In short, as Gower would antithetically say, the mystic of the East is always a slave, the mystic of the West often a rebel; Symbolism is the badge of the one, Individualism the watch-word of the other.
Gower. How spiteful you are to-night, Atherton. I propose that we break up, and hear nothing more you may have to say.
Note to Page 121.
Aristotle extols contemplation, because it does not require means and opportunity, as do the social virtues, generosity, courage, &c. Plotinus lays still more stress on his distinction between the mere political virtues—which constitute simply a preparatory, purifying process, and the superior, or exemplary—those divine attainments whereby man is united with God. Aquinas adopts this classification, and distinguishes the virtues as exemplares, purgatoriæ and politicæ. He even goes so far as to give to each of the cardinal virtues a contemplative and ascetic turn; designating Prudence, in its highest exercise, as contempt for all things worldly; Temperance is abstraction from the sensuous; Fortitude, courage in sustaining ourselves in the aerial regions of contemplation, remote from the objects of sense; Justice, the absolute surrender of the spirit to this law of its aspiration. He argues that, as man’s highest blessedness is a beatitude surpassing the limits of human nature, he can be prepared for it only by having added to that nature certain principles from the divine;—such principles are the theological or superhuman virtues, Faith, Hope, and Charity. See Münscher’s Dogmengeschichte, 2 Abth. 2 Absch. § 136.

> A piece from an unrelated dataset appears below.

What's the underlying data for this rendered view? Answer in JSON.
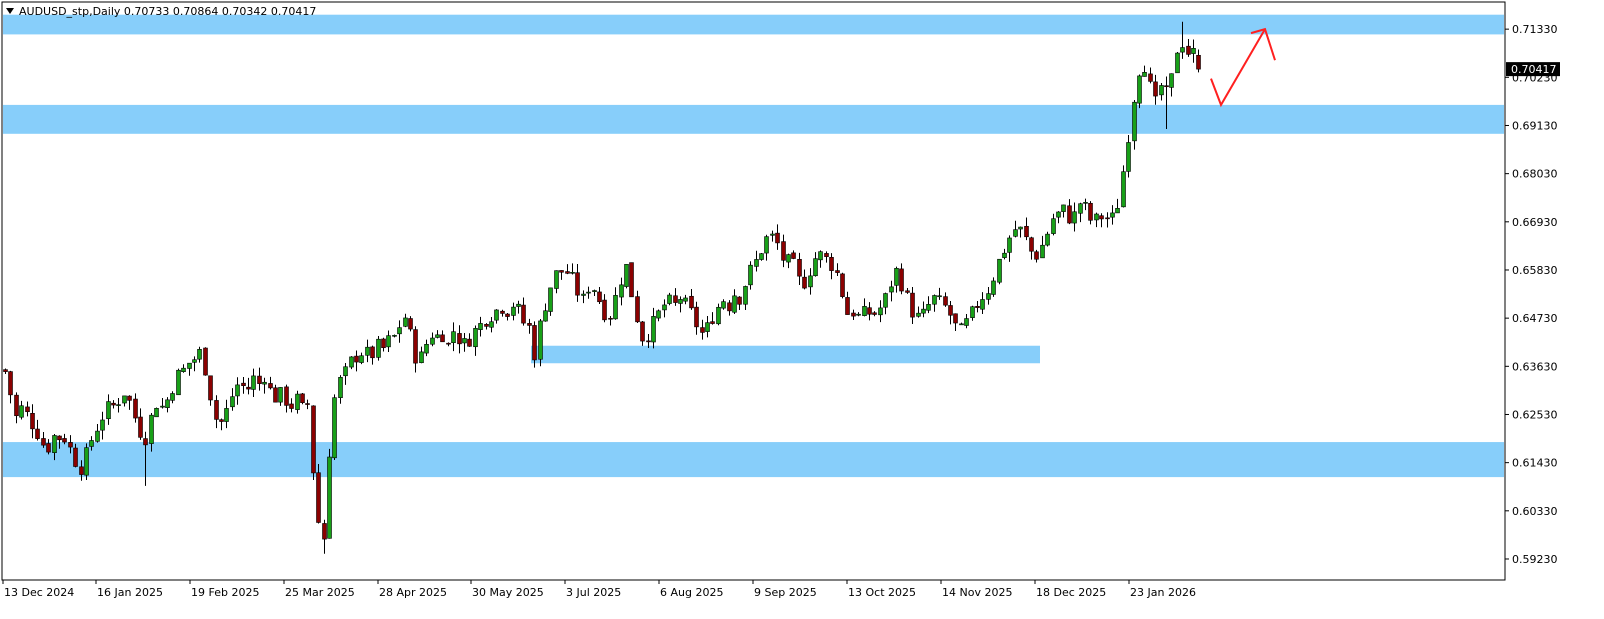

In consequence of the separation thus established between the human and the divine, we shall find the mystics of the fourteenth century representing regeneration almost as a process of dehumanization, and as the substitution of a divine nature for the human in the subject of grace. No theologians could have been further removed from Pelagianism; few more forgetful than these ardent contemplatists that divine influence is vouchsafed, not to obliterate and supersede our natural capacities by some almost miraculous faculty, but to restore and elevate man’s nature, to realise its lost possibilities, and to consecrate it wholly, in body and soul—not in spirit, merely—to the service of God.
With one voice both schoolmen and mystics would reason thus:—‘Is not heaven the extreme opposite of this clouded, vexed, and sensuous life? Then we approach its blessedness most nearly by a life the most contrary possible to the secular,—by contemplation, by withdrawment, by total abstraction from sense.’
This is one view of our best preparation for the heavenly world. At the opposite pole stands Behmen’s doctrine, far less dangerous, and to be preferred if we must have an extreme, viz., that the believer is virtually in the heavenly state already—that eternity should be to us as time, and time as eternity.
Between these two stands the scriptural teaching. St. Paul does not attempt to persuade himself that earth is heaven, that faith is sight, that hope is fruition. He groans here, being burdened; he longs to have done with shortcoming and with conflict; to enter on the vision face to face, on the unhindered service of the state of glory. But he does not deem it the best preparation for heaven to mimic upon earth an imaginary celestial repose,—he will rather labour to-day his utmost at the work to-day may bring,—he will fight the good fight, he will finish his course, and then receive the crown.